Ein kleiner Vortrag rund um Aussehen und Gameplay von Killzone 2 rundeten die Präsentation schließlich ab. Runde 2 – das Interview mit den Machern von Guerrilla Games – konnte beginnen.

GP (Gamepals)

GG (Guerrilla Games)

GP: Seinen Anfang nahm die Unternehmung Killzone ja in den Niederlanden. Mittlerweile ist Euere Firma jedoch extrem gewachsen und es arbeiten Spezialisten aus der ganzen Welt bei Guerrilla Games. Dennoch würde uns interessieren, ob es etwas spezifisch Niederländisches an Killzone 2 gibt?

GG: Sicher! Unsere Jungs sind öfter raus in die Stadt, um Aufnahmen zu machen, die in der Gestaltung des Spiels helfen. Egal, ob Gebäude oder Mülleimer – man kann bestimmt ein wenig Amsterdam in Killzone 2 finden. Und Flüche! Flüche sind typisch niederländisch und das Spiel ist voll davon. (lacht)
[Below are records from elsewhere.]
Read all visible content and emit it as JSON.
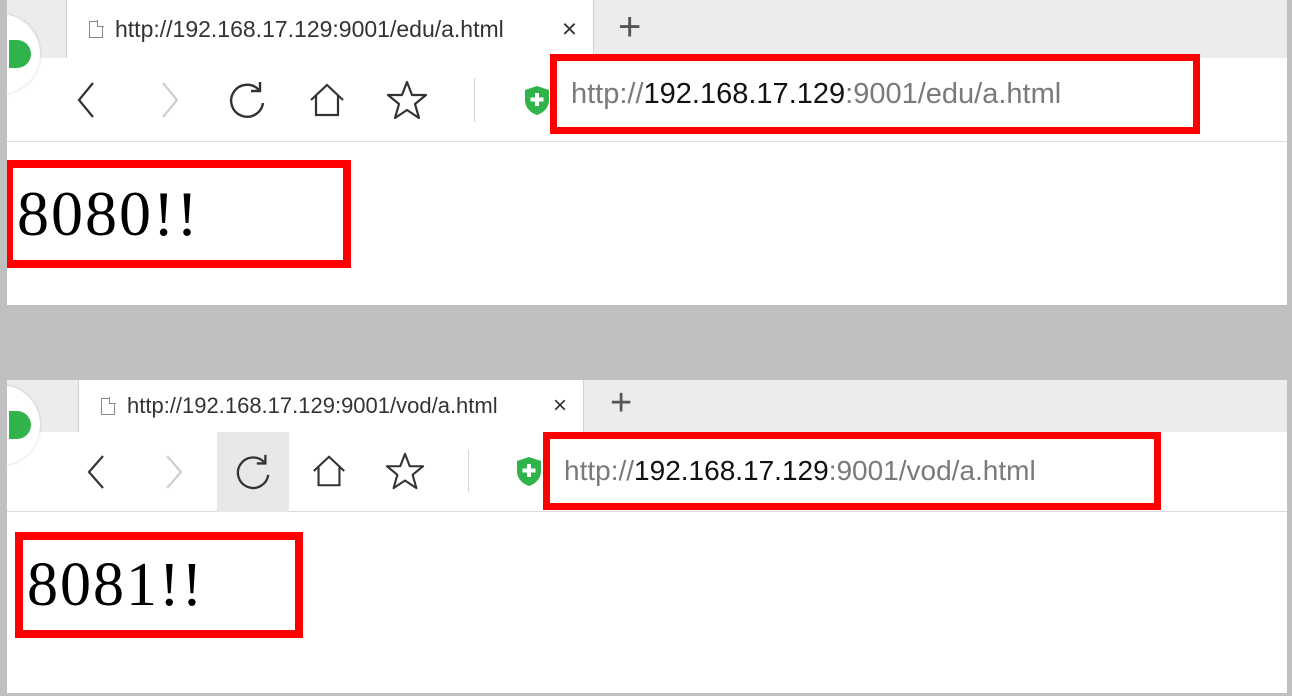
{
  "windows": [
    {
      "tab_title": "http://192.168.17.129:9001/edu/a.html",
      "tab_close": "×",
      "new_tab": "+",
      "url": {
        "scheme": "http://",
        "host": "192.168.17.129",
        "rest": ":9001/edu/a.html"
      },
      "page_text": "8080!!"
    },
    {
      "tab_title": "http://192.168.17.129:9001/vod/a.html",
      "tab_close": "×",
      "new_tab": "+",
      "url": {
        "scheme": "http://",
        "host": "192.168.17.129",
        "rest": ":9001/vod/a.html"
      },
      "page_text": "8081!!"
    }
  ],
  "icons": {
    "back": "chevron-left-icon",
    "forward": "chevron-right-icon",
    "reload": "reload-icon",
    "home": "home-icon",
    "favorite": "star-icon",
    "security": "shield-icon",
    "page": "page-icon",
    "close": "close-icon",
    "logo": "browser-logo"
  },
  "colors": {
    "highlight": "#ff0000",
    "logo_green": "#2fb34a",
    "shield_green": "#2fb34a",
    "frame": "#c0c0c0",
    "tabstrip": "#ececec"
  }
}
GP: Und abseits des Praktischen? Also, wenn es darum geht zu fragen, wie viel niederländische Mentalität steckt in dem Spiel? Spielt in etwa die Erinnerung an die deutsche Besatzung eine Rolle?

GG: Ich bin natürlich zu jung, um diese Zeit selbst erlebt zu haben. Aber ich denke, kriegerische Besatzung ist ein recht universelles Thema, wenn es um Krieg geht. Aber es stimmt natürlich: Unsere Space Nazis sind schon besonders leicht zu erkennen! (lacht)

GP: Was haltet Ihr persönlich von dem Trend, FPS mit Rollenspiel-Elementen zu mischen oder anzureichern? Auch in Killzone 2 spielt das Thema Klasse oder Modifizierung ja eine Rolle.

GG: Das stimmt. Diesen Trend gibt es definitiv, wenn auch noch eher auf Multiplayer-Ebene. Wenn diese Elemente gut kombiniert werden, bereichert das unserer Meinung nach das gameplay ungemein. Wir können uns im Übrigen auch vorstellen, dass noch ganze andere Genres mit FPS-Spielen gemischt werden.

GP: Ranking-Fragen gehören zu jedem guten Interview! Also was sind Eure All-Time-Favorite FPS?

GG: Wenn man die älteren mit in Betracht zieht, wären sicherlich Duke Nukem und Halflife dabei. Von den neueren Sachen war, was den Shooter-Teil angeht, Fallout 3 recht interessant.

GP: Wir bedanken uns für das Gespräch und wünschen Euch viel Erfolg mit Killzone 2.